If you are doing it so you have it in writing to reference later so he can't say you didn't say it, I get it, but that is also very concerning that you have to do it that way.

CLove's picture

yes, you are correct - its ALL concerning.

I just feel like if I write it out, he can pay attention better. And I express myself better, with editing.

PLUS, it takes me some time to respond and often he is in someone elses company when on the phone with me, or I am on speaker phone. 

Additionally, I dont have to deal with his emotional reactions. It takes the emotion out of it which is what I am trying to do.

I just told him, Ive been through 8 years of hell, and I love him, but I cannot do this drama anymore.

NotYourAverageStepMama's picture

confronting your DH over text versus in person? In my personal opinion if my spouse confronted me majority in text and not face to face then I wouldn't take his texts as seriously if he couldn't have a face to face conversation about it. It just doesn't seem super healthy and the best way to communicate. 

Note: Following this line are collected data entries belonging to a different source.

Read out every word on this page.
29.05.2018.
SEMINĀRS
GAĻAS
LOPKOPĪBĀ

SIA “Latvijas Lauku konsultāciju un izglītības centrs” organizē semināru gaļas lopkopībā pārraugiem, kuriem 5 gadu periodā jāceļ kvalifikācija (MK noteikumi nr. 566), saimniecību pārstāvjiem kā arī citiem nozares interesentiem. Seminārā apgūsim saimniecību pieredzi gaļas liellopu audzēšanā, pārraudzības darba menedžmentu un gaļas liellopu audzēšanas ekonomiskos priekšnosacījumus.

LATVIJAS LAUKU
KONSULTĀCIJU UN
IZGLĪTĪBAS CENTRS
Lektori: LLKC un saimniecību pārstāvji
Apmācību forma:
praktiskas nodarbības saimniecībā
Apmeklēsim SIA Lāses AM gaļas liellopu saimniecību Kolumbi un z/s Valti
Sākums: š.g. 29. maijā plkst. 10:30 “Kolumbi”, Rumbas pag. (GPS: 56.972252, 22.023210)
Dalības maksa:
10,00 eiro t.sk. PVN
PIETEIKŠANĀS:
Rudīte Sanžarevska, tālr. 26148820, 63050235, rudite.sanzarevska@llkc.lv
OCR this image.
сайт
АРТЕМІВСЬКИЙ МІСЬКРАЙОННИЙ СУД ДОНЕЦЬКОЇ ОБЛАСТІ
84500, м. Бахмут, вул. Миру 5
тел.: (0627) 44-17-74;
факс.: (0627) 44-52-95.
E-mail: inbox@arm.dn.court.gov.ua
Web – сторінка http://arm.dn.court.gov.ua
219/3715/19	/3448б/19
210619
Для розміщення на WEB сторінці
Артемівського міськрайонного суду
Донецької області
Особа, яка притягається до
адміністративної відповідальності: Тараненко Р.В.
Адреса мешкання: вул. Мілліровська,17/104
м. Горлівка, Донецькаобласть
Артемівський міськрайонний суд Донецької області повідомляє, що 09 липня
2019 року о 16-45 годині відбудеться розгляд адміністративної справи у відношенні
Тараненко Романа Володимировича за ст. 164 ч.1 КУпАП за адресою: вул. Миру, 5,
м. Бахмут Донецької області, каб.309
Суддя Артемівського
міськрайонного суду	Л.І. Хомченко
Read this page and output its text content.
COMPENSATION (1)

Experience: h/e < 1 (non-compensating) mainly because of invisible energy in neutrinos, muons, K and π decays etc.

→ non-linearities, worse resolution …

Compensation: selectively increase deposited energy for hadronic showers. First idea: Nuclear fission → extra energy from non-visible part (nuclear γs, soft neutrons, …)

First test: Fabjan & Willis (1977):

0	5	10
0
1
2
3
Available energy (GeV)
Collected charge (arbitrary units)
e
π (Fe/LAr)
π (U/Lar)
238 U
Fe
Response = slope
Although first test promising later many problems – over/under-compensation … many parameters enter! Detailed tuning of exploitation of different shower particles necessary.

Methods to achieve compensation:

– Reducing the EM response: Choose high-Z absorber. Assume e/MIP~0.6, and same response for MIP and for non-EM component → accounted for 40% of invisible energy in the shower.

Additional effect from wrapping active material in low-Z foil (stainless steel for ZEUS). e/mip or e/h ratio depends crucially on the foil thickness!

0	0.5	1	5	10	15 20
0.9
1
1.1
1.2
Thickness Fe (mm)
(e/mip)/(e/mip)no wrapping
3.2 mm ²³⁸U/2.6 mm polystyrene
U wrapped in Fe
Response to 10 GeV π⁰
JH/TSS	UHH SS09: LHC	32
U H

I mean I do understand doing it over text, I HAVE done it, but when dating someone, not when married unless it is something time sensitive, but even still we discuss in person later. 

CLove's picture

See my post today - Pineapple Express.

I did the face to face and he told me he heard everything that went on and agreed that she was agressive and that was unacceptable. His only solution was "I talked to her strongly".

I also mentioned HIS treatment of me, and where he needs to change things because treating me like a child is unacceptable and he needs to treat me like his spouse or I will not continue things. I fully intend to move myself into power sulks room if I have to. Im no longer afraid to call them out on their chit.